James Goldstein.

james goldsteinJames Goldstein est un des fashionistos que je dois absolument voir pendant une Fashion Week parisienne. Je ne sais pas pourquoi mais depuis la première fois que je l’ai vu, toutes mes Fashion Week ce sont agréablement bien passées.

Son style me donne l’impression d’avoir en face de moi un descendant de ces cowboys du Farwest. Vous avez vu son ces clous dorés ? Et la tête de Méduse, la signature de la maison Versace ? C’est dingue, non ?

C’est mon Fashion Cowboy.

The Minimalist.

Auparavant la mode était pour moi l’expression de l’excès. Le trop de tout et de n’importe quoi. Il fallait s’habiller flashy pour exprimer sa différence, montrer qu’on était différent parce qu’on avait la possibilité de vraiment porter ce qu’on avait vu de mieux sur les défilés ou dans les magazines, qu’on était à la mode et qu’en plus on pouvait faire sa propre mode en portant ce qu’on voulait.

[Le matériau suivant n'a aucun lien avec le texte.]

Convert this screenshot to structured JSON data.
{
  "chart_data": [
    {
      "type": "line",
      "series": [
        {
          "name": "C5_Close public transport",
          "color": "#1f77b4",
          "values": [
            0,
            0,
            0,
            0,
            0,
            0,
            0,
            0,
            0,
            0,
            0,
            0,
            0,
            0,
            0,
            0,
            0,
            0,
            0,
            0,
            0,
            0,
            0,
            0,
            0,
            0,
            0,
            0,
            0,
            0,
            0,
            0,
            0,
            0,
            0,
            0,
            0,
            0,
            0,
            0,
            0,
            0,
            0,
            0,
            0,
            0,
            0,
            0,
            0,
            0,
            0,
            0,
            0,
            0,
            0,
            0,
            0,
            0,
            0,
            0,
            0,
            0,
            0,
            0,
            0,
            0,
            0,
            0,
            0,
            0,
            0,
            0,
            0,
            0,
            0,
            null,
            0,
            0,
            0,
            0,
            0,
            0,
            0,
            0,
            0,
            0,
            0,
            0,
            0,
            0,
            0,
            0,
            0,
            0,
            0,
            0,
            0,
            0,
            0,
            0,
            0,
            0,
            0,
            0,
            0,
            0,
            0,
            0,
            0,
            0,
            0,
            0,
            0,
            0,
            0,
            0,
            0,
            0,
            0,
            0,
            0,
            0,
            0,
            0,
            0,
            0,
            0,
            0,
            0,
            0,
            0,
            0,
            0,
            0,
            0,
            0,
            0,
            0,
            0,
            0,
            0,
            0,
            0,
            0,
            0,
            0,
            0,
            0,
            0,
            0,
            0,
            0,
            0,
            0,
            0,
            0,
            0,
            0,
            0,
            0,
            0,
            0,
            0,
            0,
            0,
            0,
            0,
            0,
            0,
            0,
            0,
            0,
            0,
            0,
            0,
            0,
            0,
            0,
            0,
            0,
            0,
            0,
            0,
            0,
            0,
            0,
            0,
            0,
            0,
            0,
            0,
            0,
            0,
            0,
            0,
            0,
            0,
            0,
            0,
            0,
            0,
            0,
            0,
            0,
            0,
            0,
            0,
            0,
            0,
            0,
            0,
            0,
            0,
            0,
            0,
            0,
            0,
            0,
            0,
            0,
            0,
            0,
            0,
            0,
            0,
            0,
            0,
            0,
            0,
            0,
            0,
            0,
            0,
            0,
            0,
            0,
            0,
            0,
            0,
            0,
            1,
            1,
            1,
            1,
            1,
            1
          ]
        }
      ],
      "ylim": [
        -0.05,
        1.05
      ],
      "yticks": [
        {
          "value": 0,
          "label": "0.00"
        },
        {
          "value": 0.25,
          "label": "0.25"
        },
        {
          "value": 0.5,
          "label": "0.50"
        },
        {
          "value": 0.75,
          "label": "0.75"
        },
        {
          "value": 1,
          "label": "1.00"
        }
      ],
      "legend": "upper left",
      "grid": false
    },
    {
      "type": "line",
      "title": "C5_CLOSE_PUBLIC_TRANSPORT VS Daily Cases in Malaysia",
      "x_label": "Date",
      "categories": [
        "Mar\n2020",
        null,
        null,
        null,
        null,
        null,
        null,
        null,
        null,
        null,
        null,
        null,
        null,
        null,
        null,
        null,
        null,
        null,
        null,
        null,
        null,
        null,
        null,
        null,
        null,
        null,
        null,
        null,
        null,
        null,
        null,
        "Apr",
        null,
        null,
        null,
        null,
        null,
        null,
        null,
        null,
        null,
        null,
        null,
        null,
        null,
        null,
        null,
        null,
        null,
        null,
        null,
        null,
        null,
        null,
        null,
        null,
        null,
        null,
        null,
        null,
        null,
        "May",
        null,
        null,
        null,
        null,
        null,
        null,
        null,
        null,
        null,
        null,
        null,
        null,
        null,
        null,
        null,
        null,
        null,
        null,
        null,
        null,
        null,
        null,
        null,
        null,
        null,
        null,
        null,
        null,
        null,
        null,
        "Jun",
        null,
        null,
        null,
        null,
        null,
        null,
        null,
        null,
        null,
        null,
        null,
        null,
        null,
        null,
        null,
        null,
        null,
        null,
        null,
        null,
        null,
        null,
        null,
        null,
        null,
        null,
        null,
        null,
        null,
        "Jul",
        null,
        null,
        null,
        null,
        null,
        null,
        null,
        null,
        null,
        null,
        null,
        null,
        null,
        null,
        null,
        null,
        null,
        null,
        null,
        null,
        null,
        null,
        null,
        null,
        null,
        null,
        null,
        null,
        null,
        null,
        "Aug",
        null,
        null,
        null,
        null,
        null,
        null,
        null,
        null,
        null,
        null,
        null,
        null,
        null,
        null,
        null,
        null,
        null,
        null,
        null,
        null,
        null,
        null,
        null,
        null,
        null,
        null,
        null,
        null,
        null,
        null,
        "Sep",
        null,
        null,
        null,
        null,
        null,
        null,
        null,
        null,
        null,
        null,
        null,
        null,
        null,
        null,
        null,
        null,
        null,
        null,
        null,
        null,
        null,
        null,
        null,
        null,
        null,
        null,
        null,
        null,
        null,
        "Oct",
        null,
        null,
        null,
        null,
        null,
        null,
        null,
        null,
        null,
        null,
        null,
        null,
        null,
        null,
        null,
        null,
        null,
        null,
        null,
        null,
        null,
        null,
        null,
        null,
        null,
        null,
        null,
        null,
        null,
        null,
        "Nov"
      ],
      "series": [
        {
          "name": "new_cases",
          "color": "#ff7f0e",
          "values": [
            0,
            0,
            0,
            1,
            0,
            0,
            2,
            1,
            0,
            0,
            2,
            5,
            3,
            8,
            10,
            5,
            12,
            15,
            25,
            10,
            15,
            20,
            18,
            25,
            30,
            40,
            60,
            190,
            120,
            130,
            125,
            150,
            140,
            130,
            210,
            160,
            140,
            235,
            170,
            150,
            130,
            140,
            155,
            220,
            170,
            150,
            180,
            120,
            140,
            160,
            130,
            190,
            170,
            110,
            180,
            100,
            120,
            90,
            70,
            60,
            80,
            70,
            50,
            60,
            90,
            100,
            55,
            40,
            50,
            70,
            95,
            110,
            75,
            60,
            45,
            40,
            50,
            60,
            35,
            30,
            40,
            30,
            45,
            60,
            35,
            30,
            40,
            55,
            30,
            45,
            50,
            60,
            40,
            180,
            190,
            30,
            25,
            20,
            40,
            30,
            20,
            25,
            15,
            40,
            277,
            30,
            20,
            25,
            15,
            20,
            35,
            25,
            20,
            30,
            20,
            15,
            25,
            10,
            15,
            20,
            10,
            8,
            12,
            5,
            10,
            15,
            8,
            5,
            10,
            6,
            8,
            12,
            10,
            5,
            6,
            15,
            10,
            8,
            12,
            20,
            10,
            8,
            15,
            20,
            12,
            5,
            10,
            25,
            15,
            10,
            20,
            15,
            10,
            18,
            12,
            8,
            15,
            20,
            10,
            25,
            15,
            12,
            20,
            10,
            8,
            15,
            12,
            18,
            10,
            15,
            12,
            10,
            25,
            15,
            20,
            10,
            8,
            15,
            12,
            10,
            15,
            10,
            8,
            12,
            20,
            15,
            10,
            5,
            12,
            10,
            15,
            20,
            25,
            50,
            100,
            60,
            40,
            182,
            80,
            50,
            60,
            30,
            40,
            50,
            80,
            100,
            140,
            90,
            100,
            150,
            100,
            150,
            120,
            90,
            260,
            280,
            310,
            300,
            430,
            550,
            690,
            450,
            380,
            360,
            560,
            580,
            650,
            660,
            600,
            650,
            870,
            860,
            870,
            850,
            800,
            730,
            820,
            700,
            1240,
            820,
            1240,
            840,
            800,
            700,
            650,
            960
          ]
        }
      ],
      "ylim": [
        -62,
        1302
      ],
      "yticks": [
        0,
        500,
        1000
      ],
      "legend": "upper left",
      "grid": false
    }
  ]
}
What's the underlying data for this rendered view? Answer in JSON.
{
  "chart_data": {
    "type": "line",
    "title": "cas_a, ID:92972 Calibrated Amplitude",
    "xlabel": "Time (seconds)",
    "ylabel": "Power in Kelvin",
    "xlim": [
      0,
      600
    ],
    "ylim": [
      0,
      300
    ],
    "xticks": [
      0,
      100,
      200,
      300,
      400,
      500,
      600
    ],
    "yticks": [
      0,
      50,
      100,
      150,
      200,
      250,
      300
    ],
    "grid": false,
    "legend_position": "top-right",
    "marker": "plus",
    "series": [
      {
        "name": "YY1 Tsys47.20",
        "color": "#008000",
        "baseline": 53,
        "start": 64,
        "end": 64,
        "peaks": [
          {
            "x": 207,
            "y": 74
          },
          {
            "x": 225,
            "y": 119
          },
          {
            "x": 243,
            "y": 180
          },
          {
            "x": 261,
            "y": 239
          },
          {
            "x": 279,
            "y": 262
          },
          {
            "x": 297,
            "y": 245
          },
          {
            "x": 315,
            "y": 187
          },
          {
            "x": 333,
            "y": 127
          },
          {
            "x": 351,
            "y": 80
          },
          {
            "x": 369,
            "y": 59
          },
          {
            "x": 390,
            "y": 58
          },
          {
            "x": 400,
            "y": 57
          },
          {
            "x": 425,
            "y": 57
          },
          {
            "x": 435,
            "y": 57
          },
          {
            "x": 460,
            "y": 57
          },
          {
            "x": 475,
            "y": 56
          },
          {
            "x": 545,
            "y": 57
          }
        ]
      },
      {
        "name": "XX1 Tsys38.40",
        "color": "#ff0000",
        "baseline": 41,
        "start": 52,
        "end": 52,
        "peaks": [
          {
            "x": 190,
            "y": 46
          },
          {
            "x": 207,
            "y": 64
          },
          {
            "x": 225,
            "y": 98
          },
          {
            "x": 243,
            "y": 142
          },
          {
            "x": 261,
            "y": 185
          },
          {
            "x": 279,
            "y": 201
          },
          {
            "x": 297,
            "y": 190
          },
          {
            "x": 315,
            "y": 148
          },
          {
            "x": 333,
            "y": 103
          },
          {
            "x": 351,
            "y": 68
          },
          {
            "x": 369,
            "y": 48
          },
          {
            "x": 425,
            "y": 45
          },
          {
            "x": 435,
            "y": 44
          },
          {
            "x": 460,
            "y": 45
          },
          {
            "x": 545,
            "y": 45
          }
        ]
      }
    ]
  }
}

Jusqu’à l’année dernière, Versace et Dsquared étaient pour moi le symbole même, le principe constitutionnel de la vraie mode. Un homme qui voulait VRAIMENT montrer à ses congénères qu’il avait du style devait s’habiller dans l’esprit de ces deux marques.

Il était absolument inimaginable pour moi de considérer que la mode pouvait aussi être dans la simplicité, dans un style qui retournait à l’essence aux sources du vêtement : cacher la nudité. Jusqu’à ce jour où j’ai visionné sur Youtube un défilé Rick Owens.

Je dois vous l’avouer : je n’aimais pas Rick Owens.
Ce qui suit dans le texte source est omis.